However, even now where a death occurs more than three years after an assault causing an injury, or where the accused was previously convicted of an offence committed in circumstances connected with the death (for example, a previous conviction for causing grievous bodily harm), a prosecution can only be started with the consent of the attorney general.

'Staring eyes'

Speaking outside the court, through his solicitor Jenny Wiltshire of Hickman Rose, Mr Young said: "There are no winners in this case, or in relation to what happened to Michael.

"I had moved on with my life, with my new partner and lovely little girl.

"When Michael tragically died, I was arrested out of the blue, and once again my world was turned upside down.

"I really question whether it was in the public interest to prosecute me after so long."

Young broke down in tears when the jury returned the verdict after more than 24 hours of deliberations.
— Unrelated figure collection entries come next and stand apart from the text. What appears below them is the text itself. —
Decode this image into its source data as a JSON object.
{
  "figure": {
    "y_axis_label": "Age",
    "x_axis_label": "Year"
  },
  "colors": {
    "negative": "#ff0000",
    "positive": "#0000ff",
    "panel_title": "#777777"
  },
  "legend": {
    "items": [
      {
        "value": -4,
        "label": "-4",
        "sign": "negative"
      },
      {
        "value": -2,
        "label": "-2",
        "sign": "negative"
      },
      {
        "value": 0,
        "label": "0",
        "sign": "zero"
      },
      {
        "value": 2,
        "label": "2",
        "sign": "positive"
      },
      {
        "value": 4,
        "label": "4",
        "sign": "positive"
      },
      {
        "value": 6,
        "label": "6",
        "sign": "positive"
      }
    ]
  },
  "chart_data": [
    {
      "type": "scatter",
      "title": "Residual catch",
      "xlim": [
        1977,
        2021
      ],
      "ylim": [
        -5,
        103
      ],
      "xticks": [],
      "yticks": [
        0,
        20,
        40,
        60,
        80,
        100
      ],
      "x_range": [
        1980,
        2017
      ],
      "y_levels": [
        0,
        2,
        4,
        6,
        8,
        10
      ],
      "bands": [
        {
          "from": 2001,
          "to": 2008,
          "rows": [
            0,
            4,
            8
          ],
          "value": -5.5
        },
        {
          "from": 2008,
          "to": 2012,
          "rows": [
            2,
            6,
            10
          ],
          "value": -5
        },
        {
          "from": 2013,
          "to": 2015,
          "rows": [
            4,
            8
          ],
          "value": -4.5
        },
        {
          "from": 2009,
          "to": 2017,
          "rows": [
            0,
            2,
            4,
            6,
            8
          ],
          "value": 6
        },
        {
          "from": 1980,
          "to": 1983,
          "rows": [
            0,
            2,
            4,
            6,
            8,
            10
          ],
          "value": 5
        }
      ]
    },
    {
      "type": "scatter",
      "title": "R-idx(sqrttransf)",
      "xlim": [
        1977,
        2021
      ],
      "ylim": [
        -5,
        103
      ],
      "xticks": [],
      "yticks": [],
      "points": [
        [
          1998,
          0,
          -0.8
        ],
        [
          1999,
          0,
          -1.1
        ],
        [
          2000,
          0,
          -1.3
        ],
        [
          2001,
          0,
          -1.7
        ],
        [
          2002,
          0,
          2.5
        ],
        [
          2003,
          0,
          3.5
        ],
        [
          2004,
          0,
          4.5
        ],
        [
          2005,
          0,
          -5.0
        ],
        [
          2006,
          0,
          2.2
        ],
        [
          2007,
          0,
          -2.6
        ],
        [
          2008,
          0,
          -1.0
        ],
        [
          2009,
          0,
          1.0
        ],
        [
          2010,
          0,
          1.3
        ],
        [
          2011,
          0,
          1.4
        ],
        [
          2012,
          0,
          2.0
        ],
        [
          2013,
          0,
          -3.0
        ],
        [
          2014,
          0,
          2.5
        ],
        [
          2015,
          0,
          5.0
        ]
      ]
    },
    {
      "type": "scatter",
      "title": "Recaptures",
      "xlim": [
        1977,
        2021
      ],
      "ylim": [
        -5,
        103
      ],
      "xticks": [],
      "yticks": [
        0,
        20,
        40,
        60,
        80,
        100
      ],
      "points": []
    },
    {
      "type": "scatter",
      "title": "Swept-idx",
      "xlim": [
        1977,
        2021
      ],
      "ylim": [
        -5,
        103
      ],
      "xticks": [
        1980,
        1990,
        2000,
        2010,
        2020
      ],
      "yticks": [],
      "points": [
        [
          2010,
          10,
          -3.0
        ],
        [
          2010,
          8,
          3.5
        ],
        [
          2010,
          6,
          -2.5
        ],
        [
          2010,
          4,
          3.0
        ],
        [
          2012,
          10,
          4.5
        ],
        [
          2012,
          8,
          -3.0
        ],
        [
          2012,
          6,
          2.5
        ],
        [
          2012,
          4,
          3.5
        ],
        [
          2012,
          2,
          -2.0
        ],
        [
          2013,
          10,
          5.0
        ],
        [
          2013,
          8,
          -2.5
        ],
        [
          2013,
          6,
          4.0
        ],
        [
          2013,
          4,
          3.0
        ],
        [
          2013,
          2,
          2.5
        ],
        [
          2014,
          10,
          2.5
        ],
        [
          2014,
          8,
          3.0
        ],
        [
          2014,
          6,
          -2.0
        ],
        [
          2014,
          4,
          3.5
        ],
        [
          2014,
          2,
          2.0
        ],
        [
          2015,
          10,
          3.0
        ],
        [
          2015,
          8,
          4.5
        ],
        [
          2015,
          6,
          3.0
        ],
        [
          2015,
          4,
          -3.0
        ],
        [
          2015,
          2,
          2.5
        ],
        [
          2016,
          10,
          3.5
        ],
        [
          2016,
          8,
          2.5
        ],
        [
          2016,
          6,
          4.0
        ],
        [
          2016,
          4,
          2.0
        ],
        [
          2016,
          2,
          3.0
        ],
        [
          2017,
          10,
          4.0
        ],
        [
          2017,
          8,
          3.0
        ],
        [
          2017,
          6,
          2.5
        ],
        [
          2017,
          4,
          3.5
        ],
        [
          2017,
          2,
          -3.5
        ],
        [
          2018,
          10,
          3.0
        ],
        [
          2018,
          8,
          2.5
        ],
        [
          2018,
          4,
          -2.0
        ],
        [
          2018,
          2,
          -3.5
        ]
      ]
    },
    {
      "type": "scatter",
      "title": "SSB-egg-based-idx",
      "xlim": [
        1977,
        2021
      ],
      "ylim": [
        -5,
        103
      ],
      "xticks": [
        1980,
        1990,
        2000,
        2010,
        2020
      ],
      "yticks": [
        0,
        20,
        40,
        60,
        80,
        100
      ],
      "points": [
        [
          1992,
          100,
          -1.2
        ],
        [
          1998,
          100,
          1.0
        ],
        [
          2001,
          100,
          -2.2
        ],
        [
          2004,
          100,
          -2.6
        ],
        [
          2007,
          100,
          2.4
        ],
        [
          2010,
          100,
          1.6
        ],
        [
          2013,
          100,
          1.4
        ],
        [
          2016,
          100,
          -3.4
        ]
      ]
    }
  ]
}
Michael died in the care of his adoptive mother in January 2011.

In 1999 Young had admitted causing grievous bodily harm and was jailed for 12 months.

However, when Michael died in 2011, he was charged with manslaughter.

Before 1996, charges of murder or manslaughter could only be brought if death occurred within a year and a day from the date of the original assault.

In Young's case, charges were brought even though there had been a 12-year gap, the longest on record.

Following the assault in 1998, Michael was put into care and later adopted.

The defence case was that Michael's death was from natural causes.

Allan Young Allan Young denied the manslaughter of his son

The prosecution had alleged Michael's death was a direct result of the injuries he suffered, which caused cerebral palsy and curvature of the spine.

The child had trouble breathing, was blind, incontinent, could not speak, and was assessed as having only a 65% chance of surviving to the age of 11 following the assault.

At the time of his death, his adoptive mother described him as having the functioning age of six weeks, the court heard.

When Young was arrested in March 2011 he said in a police interview he had "accidentally shaken" Michael for seconds after he had been up all night on 16 April 1998, the court heard.

The prosecution told the jury that when his then partner Erica Francis woke up later that day, she noticed Michael had become "all floppy" and had "staring eyes that did not focus".

  • This story was updated on 2 August to clarify our reporting of the court's verdict in this case.